12 out of 14 major projects at Sellafield nuclear reprocessing plant have failed to deliver what was planned in 2012, according to the National Audit Office.

The spending watchdog's report accuses the managers of Britain's largest and most hazardous nuclear site of being behind schedule and unfit for purpose, with potentially disastrous implications.

The publicly-funded Nuclear Decommissioning Authority (NDA), managed by the Department of Energy and Climate Change (DECC), owns the Cumbrian site. The report says that the NDA inherited a legacy of poor planning lasting several decades when it took ownership of Sellafield in April 2005. However, its initial plan was inadequate.

It now faces an "intolerable risk" from hazardous waste stored in run-down buildings and cannot estimate how long it will take to build the facilities required. The site holds the equivalent of 27 Olympic-sized swimming pools of high-level radioactive waste.

Following the appointment in November 2008 of a consortium of private sector companies, Nuclear Management Partners Ltd, to make sure operators Sellafield Ltd deliver value for money, a new plan was approved in May 2011 for the cleanup of the site. The estimated date for completion of this is over a century away: 2120.

The new plan resulted in a £20bn increase in the cost of decommissioning to £67bn (undiscounted) in March 2012, over three years earlier.

Despite this, the NAO report says: “Significant uncertainties and scheduling risks remain, which the authority is working to understand and address.

"For example, there is considerable uncertainty over the time required and cost of completing facilities to treat and store highly radioactive material held in deteriorating legacy ponds and silos."

Margaret Hodge, chair of the Commons Public Accounts Committee, said: “Projects of this length and ambition are ripe for dithering and delay. I am dismayed to discover the clean-up of Sellafield is no different.

"The authority's revised plan sees critical milestones shunted back by up to seven years. Hazardous radioactive waste is housed in buildings which pose intolerable risks to people and the environment."

A spokesman for Sellafield Ltd, welcomed the report's findings and said it was "making improvements" in commercial operations, including the reprocessing of spent nuclear fuel. It expects to deliver at least 8% of its £1.4bn planned savings.

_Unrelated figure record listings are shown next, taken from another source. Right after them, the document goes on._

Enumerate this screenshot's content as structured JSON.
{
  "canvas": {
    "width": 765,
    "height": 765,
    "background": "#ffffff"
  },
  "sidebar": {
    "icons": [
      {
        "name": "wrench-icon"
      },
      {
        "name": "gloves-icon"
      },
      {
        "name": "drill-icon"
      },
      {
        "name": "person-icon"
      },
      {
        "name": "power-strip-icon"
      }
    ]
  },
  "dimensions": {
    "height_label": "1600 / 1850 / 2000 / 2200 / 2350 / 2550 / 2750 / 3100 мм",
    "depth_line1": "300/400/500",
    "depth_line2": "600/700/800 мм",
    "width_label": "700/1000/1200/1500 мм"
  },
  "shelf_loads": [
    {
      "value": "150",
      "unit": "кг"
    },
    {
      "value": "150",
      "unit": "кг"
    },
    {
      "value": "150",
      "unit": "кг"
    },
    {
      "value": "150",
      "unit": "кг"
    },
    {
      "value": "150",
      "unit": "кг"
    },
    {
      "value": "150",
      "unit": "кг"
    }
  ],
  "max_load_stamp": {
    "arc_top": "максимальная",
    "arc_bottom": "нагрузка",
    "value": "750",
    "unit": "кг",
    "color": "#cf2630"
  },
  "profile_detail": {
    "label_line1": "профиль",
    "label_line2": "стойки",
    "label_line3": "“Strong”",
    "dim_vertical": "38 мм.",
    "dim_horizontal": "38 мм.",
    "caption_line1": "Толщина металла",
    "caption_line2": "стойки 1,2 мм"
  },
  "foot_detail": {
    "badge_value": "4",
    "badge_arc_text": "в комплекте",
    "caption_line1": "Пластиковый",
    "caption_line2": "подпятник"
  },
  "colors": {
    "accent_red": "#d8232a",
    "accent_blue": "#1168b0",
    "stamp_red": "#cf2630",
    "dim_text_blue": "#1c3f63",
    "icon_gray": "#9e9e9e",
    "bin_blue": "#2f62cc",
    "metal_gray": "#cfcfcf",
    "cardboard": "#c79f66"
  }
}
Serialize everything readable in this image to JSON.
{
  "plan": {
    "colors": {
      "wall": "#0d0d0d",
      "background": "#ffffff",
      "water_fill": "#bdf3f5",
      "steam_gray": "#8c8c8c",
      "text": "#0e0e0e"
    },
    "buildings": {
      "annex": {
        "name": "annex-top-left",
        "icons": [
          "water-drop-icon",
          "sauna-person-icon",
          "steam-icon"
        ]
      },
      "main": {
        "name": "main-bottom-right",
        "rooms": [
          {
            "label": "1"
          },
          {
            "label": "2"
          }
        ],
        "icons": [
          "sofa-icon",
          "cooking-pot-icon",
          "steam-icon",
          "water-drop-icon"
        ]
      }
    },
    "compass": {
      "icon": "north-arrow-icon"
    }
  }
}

But most projects have not provided good value for money, despite the fact that Nuclear Management Partners made Sellafield Ltd take on new staff, at an additional cost to the NDA of £76m between November 2008 and March 2012.

These critical projects include the design and build of complex chemical engineering projects to extract, make safe and store hazardous nuclear waste from old plants.

Amyas Morse, head of the National Audit Office, said: "Securing future value for money will depend on the Authority’s ability to act as an intelligent client, to benchmark proposed levels of performance and to provide better contractual incentives for making faster progress towards risk and hazard reduction."

A spokesman for DECC, whose annual combined current and capital budget is equivalent to the £3bn a year cost of Sellafield’s operations, said:

"The UK has a difficult legacy of nuclear waste to manage, which for too long was not given due prominence.

"The government has made cleaning up and decommissioning the nuclear legacy a priority and is maintaining funding even at a time when it faces difficult spending decisions. This enables the NDA to continue to make progress on decommissioning, with the focus being on tackling the highest hazards at Sellafield.

"Substantial progress is being made in tackling the unique and complex challenges at Sellafield. Cost savings of over £425m have been generated and a further £1bn of previously planned investment avoided.

“Last year was the site’s best year for reprocessing operations in seven years and real progress is being seen in tackling a number of high hazard facilities.”

But the NAO counters that: "The Authority does not yet have adequate external benchmarks to assure whether the plan is sufficiently challenging."

Its projects have accrued "significant lifetime cost increases and delays of between 2 and 19 months during 2011-12".

It calls for better benchmarking, research to see how other organisations handle the kind of contract that it has with Sellafield Ltd, better risk management and individual responsibilities for project delivery, and more frequent reporting on its performance.

The UK still has no long-term plan for dealing with its existing nuclear waste, apart from storing it above ground.